Em sabatina no “Jornal Nacional”, Caiado evita respostas

Em diversos momentos, Caiado prosseguiu com suas respostas mesmo após as intervenções dos entrevistadores
Reprodução de vídeo

O candidato à Presidência da República Ronaldo Caiado (PSD) foi o segundo presidenciável a participar, na noite desta terça-feira (25), da série de sabatinas promovida pela TV Globo. Durante a entrevista, o ex-governador de Goiás evitou aprofundar respostas sobre temas considerados sensíveis, não detalhou propostas para a economia e buscou se apresentar como uma alternativa de terceira via na disputa presidencial.

Caiado também defendeu uma proposta de “anistia ampla, geral e irrestrita” para os condenados pelos atos de 8 de janeiro, como forma de contribuir para a pacificação do país.

A entrevista foi marcada ainda por cerca de 40 interrupções ou tentativas de interrupção feitas pelos jornalistas Renata Vasconcellos e César Tralli. Em diversos momentos, Caiado prosseguiu com suas respostas mesmo após as intervenções dos entrevistadores.

A sabatina começou com César Tralli questionando Ronaldo Caiado sobre a possibilidade de um projeto de anistia para os envolvidos nos atos de 8 de janeiro e para o ex-presidente Jair Bolsonaro (PL), que cumpre pena de 27 anos e três meses de prisão em regime domiciliar.

Caiado não respondeu diretamente à pergunta. O candidato afirmou que, caso eleito, terá a responsabilidade de conduzir o debate sobre uma eventual anistia e destacou seu compromisso com a democracia. Segundo ele, o Brasil precisa superar o clima de polarização e evitar que o conflito político se transforme em um ciclo permanente de confronto.

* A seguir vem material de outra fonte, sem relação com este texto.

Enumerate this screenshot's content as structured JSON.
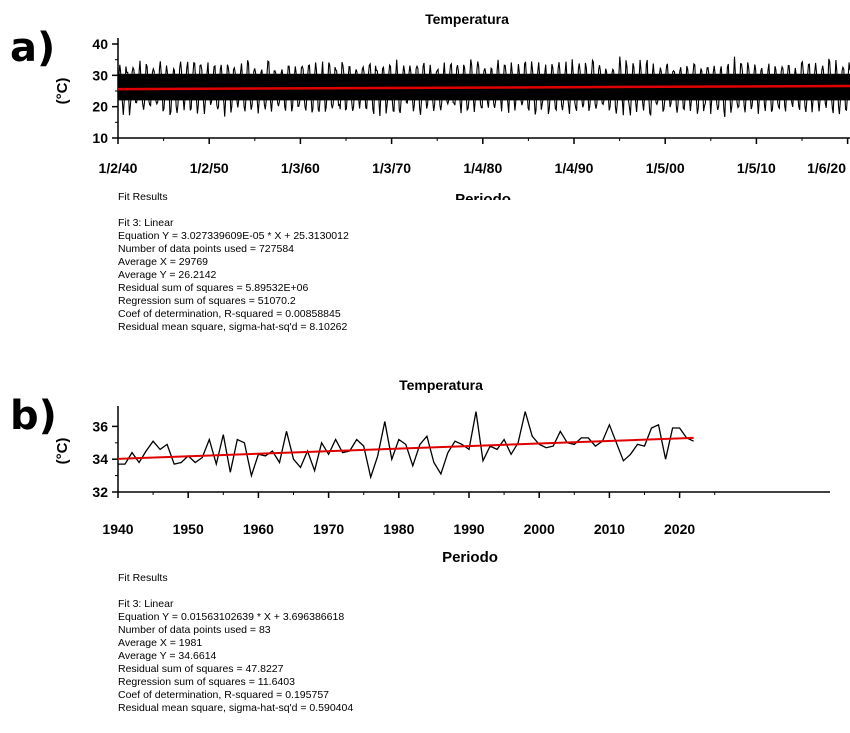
{
  "panels": {
    "a": {
      "label": "a)"
    },
    "b": {
      "label": "b)"
    }
  },
  "chart_data": [
    {
      "type": "line",
      "title": "Temperatura",
      "xlabel": "Periodo",
      "ylabel": "(°C)",
      "ylim": [
        10,
        40
      ],
      "yticks": [
        10,
        20,
        30,
        40
      ],
      "xtick_labels": [
        "1/2/40",
        "1/2/50",
        "1/3/60",
        "1/3/70",
        "1/4/80",
        "1/4/90",
        "1/5/00",
        "1/5/10",
        "1/6/20"
      ],
      "series": [
        {
          "role": "daily temperature signal, oscillating roughly between 17 and 34 °C",
          "color": "#000000",
          "center": 26.2,
          "amplitude": 7.5
        },
        {
          "role": "linear fit",
          "color": "#e00000",
          "y_start": 25.6,
          "y_end": 26.6
        }
      ],
      "grid": false
    },
    {
      "type": "line",
      "title": "Temperatura",
      "xlabel": "Periodo",
      "ylabel": "(°C)",
      "ylim": [
        32,
        37
      ],
      "xlim": [
        1940,
        2030
      ],
      "yticks": [
        32,
        34,
        36
      ],
      "xticks": [
        1940,
        1950,
        1960,
        1970,
        1980,
        1990,
        2000,
        2010,
        2020
      ],
      "x": [
        1940,
        1941,
        1942,
        1943,
        1944,
        1945,
        1946,
        1947,
        1948,
        1949,
        1950,
        1951,
        1952,
        1953,
        1954,
        1955,
        1956,
        1957,
        1958,
        1959,
        1960,
        1961,
        1962,
        1963,
        1964,
        1965,
        1966,
        1967,
        1968,
        1969,
        1970,
        1971,
        1972,
        1973,
        1974,
        1975,
        1976,
        1977,
        1978,
        1979,
        1980,
        1981,
        1982,
        1983,
        1984,
        1985,
        1986,
        1987,
        1988,
        1989,
        1990,
        1991,
        1992,
        1993,
        1994,
        1995,
        1996,
        1997,
        1998,
        1999,
        2000,
        2001,
        2002,
        2003,
        2004,
        2005,
        2006,
        2007,
        2008,
        2009,
        2010,
        2011,
        2012,
        2013,
        2014,
        2015,
        2016,
        2017,
        2018,
        2019,
        2020,
        2021,
        2022
      ],
      "y": [
        33.7,
        33.7,
        34.4,
        33.8,
        34.5,
        35.1,
        34.6,
        34.9,
        33.7,
        33.8,
        34.2,
        33.8,
        34.1,
        35.2,
        33.7,
        35.5,
        33.2,
        35.2,
        35.0,
        33.0,
        34.3,
        34.2,
        34.5,
        33.8,
        35.7,
        34.0,
        33.5,
        34.5,
        33.3,
        35.0,
        34.3,
        35.2,
        34.4,
        34.5,
        35.2,
        34.8,
        32.9,
        34.2,
        36.3,
        34.0,
        35.2,
        34.9,
        33.6,
        34.9,
        35.4,
        33.8,
        33.1,
        34.4,
        35.1,
        34.9,
        34.6,
        36.9,
        33.9,
        34.8,
        34.6,
        35.2,
        34.3,
        35.0,
        36.9,
        35.4,
        34.9,
        34.7,
        34.8,
        35.7,
        35.0,
        34.9,
        35.3,
        35.3,
        34.8,
        35.1,
        36.1,
        35.0,
        33.9,
        34.3,
        34.9,
        34.8,
        35.9,
        36.1,
        34.0,
        35.9,
        35.9,
        35.3,
        35.1
      ],
      "fit": {
        "color": "#e00000",
        "x": [
          1940,
          2022
        ],
        "y": [
          34.02,
          35.3
        ]
      },
      "grid": false
    }
  ],
  "fit_a": {
    "title": "Fit Results",
    "lines": [
      "Fit 3: Linear",
      "Equation Y = 3.027339609E-05 * X + 25.3130012",
      "Number of data points used = 727584",
      "Average X = 29769",
      "Average Y = 26.2142",
      "Residual sum of squares = 5.89532E+06",
      "Regression sum of squares = 51070.2",
      "Coef of determination, R-squared = 0.00858845",
      "Residual mean square, sigma-hat-sq'd = 8.10262"
    ]
  },
  "fit_b": {
    "title": "Fit Results",
    "lines": [
      "Fit 3: Linear",
      "Equation Y = 0.01563102639 * X + 3.696386618",
      "Number of data points used = 83",
      "Average X = 1981",
      "Average Y = 34.6614",
      "Residual sum of squares = 47.8227",
      "Regression sum of squares = 11.6403",
      "Coef of determination, R-squared = 0.195757",
      "Residual mean square, sigma-hat-sq'd = 0.590404"
    ]
  }
}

“Eu quero dizer nesse momento é que nós precisamos acabar com essa polarização, temos que pacificar o País. Ninguém aguenta mais essa situação”, afirmou.

Na sequência, Caiado declarou que pretende encaminhar ao Congresso Nacional um projeto de “anistia geral e ampla” para os condenados pelos atos de 8 de janeiro. Ao defender a proposta, comparou a situação de Bolsonaro à de Luiz Inácio Lula da Silva, afirmando que o Supremo Tribunal Federal (STF) teria concedido uma medida semelhante ao atual presidente.

A comparação, porém, é juridicamente incorreta. As condenações de Lula nos casos relacionados à Operação Lava Jato foram anuladas pelo STF porque a Corte entendeu que a 13ª Vara Federal de Curitiba não era o foro competente para julgar os processos. Posteriormente, o Supremo também reconheceu a parcialidade do então juiz Sergio Moro no caso do tríplex do Guarujá. As decisões restabeleceram os direitos políticos de Lula, mas não representaram uma anistia.

Ao defender sua proposta, Caiado afirmou que pretende utilizar o Congresso como caminho para buscar uma solução política para os condenados e, segundo ele, contribuir para a pacificação do país.